China responded with penalties on $50 billion of U.S. goods ranging from soybeans, cars and chemicals to whisky, cigars and tobacco with its Vice Finance Minister stressing the country had never given in to external pressure.

The moves triggered further heavy selling in global stock markets and commodities, with U.S. stock futures sliding 1.4 percent, soybean futures plunging 4.5 percent and the dollar and China’s yuan both hit.

In Europe, London’s FTSE, Paris’s CAC40 and the export-heavy German DAX fell between 0.6 percent and 1.2 percent.

“The market should be focused on it because it’s (U.S. protectionist measures are) bad news,” fund manager Ashmore’s head of research, Jan Dehn, said.

Trump denied on Wednesday that the United States was in a trade war with China.

The Organisation for Economic Co-Operation and Development’s head Angel Gurria said the U.S. exports $150 billion of goods a year to China whereas China exports $500 billion to the U.S., meaning China’s tariffs were therefore not proportional.

The swing in risk sentiment put the pep back into bonds, with yields on U.S. 10-year Treasury debt down three basis points at 2.75 percent.

Borrowing costs also nudged lower in Europe even as the first March reading on euro zone inflation, important data for markets as the European Central Bank looks to wind down its massive monetary stimulus, came in firm at 1.4 percent.

Benchmark Bund yields slipped back under 0.50 percent , just off 2-1/2 month lows hit last week.

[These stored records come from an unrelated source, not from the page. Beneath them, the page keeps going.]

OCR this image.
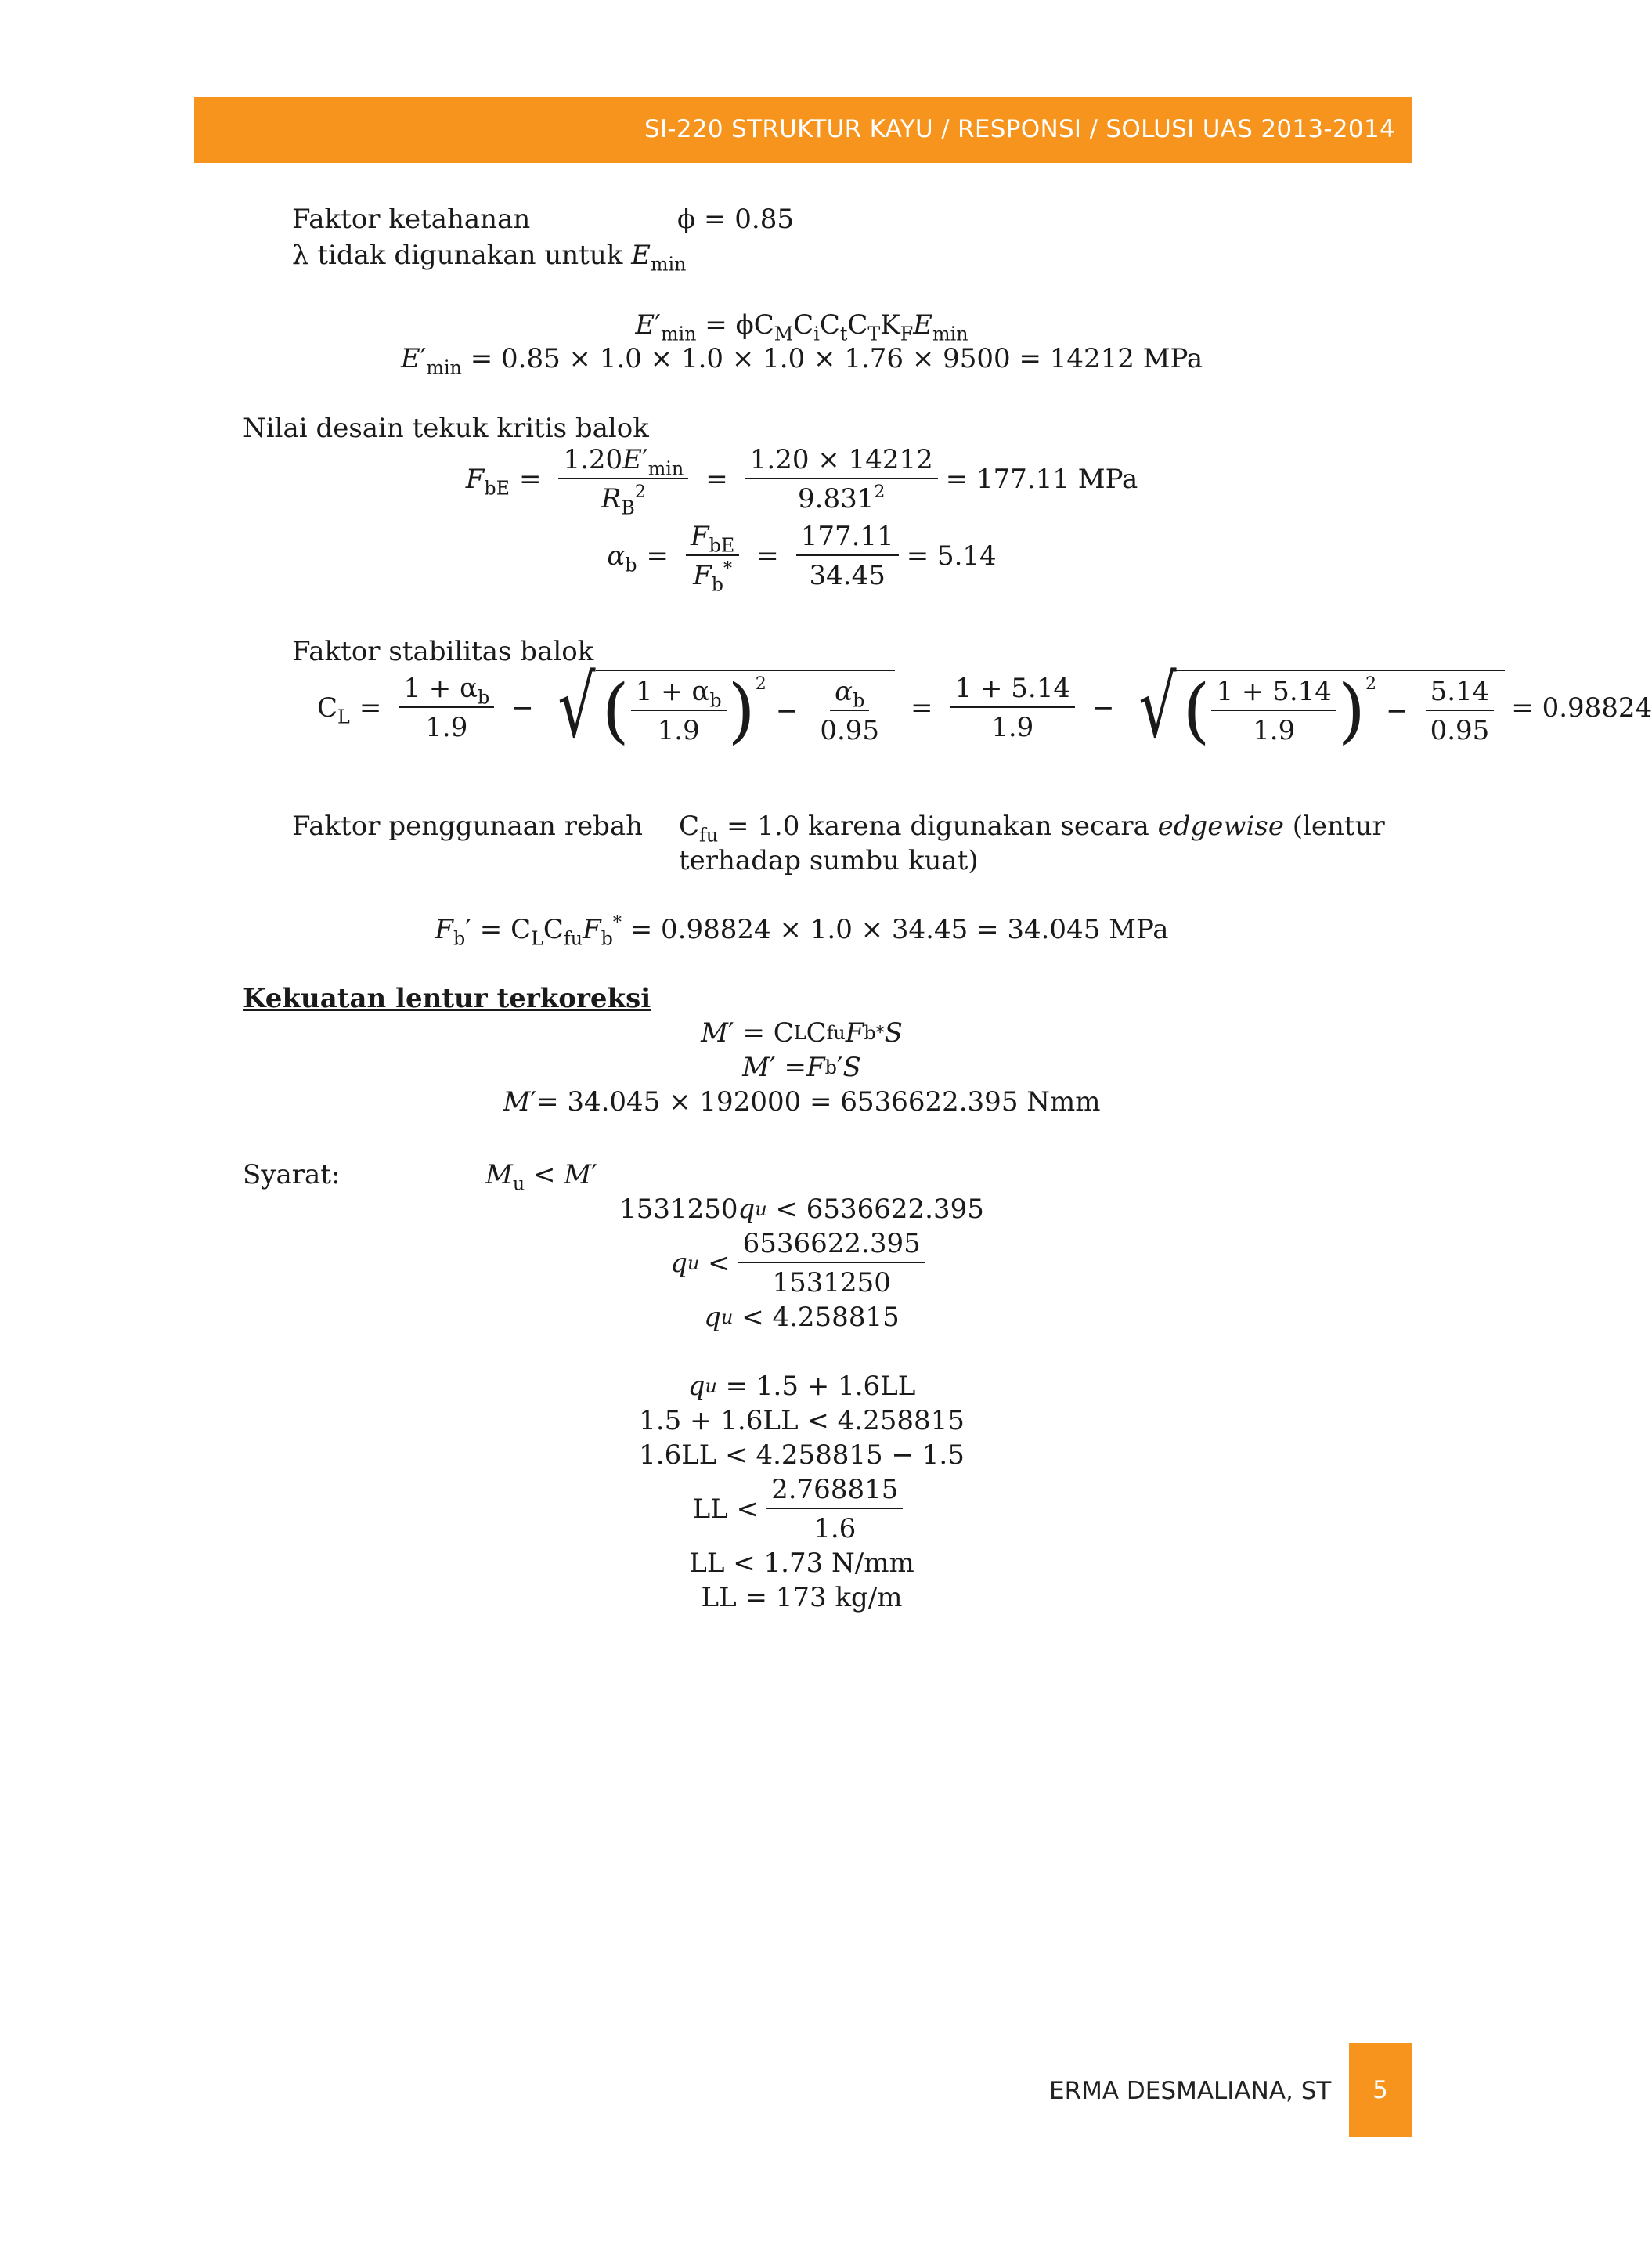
SI-220 STRUKTUR KAYU / RESPONSI / SOLUSI UAS 2013-2014
Faktor ketahanan	ϕ = 0.85
λ tidak digunakan untuk $E_{min}$
$E'_{min} = \phi C_MC_iC_tC_TK_FE_{min}$
$E'_{min} = 0.85 \times 1.0 \times 1.0 \times 1.0 \times 1.76 \times 9500 = 14212$ MPa
Nilai desain tekuk kritis balok
$F_{bE} = \frac{1.20E'_{min}}{R_B^2} = \frac{1.20 \times 14212}{9.831^2} = 177.11$ MPa
$\alpha_b = \frac{F_{bE}}{F_b^*} = \frac{177.11}{34.45} = 5.14$
Faktor stabilitas balok
$C_L = \frac{1 + \alpha_b}{1.9}$ − √ ( $\frac{1 + \alpha_b}{1.9}$ ) 2
− $\frac{\alpha_b}{0.95} = \frac{1 + 5.14}{1.9}$ − √ ( $\frac{1 + 5.14}{1.9}$ ) 2
− $\frac{5.14}{0.95} = 0.98824$
Faktor penggunaan rebah $C_{fu} = 1.0$ karena digunakan secara edgewise (lentur
terhadap sumbu kuat)
$F_b' = C_LC_{fu}F_b^* = 0.98824 \times 1.0 \times 34.45 = 34.045$ MPa
Kekuatan lentur terkoreksi
M ′ = C L C fu F b * S
M ′ = F b ′ S
M ′ = 34.045 × 192000 = 6536622.395 Nmm
Syarat:	$M_u < M'$
1531250 q u
< 6536622.395
q $u < \frac{6536622.395}{1531250}$
q u
< 4.258815
q u
= 1.5 + 1.6LL
1.5 + 1.6LL < 4.258815
1.6LL < 4.258815 − 1.5
LL < $\frac{2.768815}{1.6}$
LL < 1.73 N/mm
LL = 173 kg/m
ERMA DESMALIANA, ST	5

MSCI’s broadest index of Asia-Pacific shares outside Japan had spent most of its session dithering either side of flat before ending 0.3 percent lower.

China’s retaliation came after trading hours for Japan’s Nikkei, which added 0.2 percent in thin volumes and Chinese blue chips ended down 0.2 percent. South Korea saw the big move, dropping 1.4 percent.

Emerging market stocks, which have proved resilient to trade tensions, tumbled 1.6 percent and turned negative on the year.

EMini futures for the S&P 500 were also pointing to New York opening between 1.5 percent and 1.8 percent down.

Boeing shares fell 7.2 percent in pre-market trading. China’s duties on major U.S. imports included aircraft.


The dollar dropped to 106.14 yen, after edging up from a low of 105.70 on Tuesday. The euro hovered at $1.2287 , after easing from a high of $1.2335 overnight, while the dollar index was 0.2 percent lower at 90.

“It is not our view to expect risk aversion to sustainably rise, even though nervousness is indeed high,” Credit Agricole currency strategist Manuel Oliveri said in the Reuters Global Markets Forum.

The Mexican peso and Canadian dollar both held firm after hitting a nearly five-month and five-week highs respectively in recent days on growing optimism about the prospect of a NAFTA trade deal.

Investors also seemed to be keeping their nerve on the global economic outlook after a host of manufacturing surveys (PMIs) showed some slowing, but from lofty levels in many regions.

Activity in Japan’s service sector also grew at its slowest pace in 17 months last month, British shop prices dropped at the fastest pace for more than a year while Australian February building approvals fell 6.2 percent.

“If global PMIs slow and avoid overheating concerns, that is good for risk appetite. If they slow for ‘the wrong reasons’ like trade protectionism, that is much more worrying,” Deutsche Bank global strategist Alan Ruskin said.

“The March data is at the most a very early warning shot for policymakers not to get too complacent on global growth resilience,” he said.

Trade wars were a particular concern for developing Asia, where South Korea, Taiwan, Thailand, China, Indonesia, and India reported a slowing in factory activity.

In commodity markets, gold jumped 0.85 percent to $1,343 an ounce, recovering some of Tuesday’s losses.

Oil prices slipped with Brent crude futures off 97 cents to $67.14 a barrel, while U.S. crude fell 98 cents to $62.51 a barrel.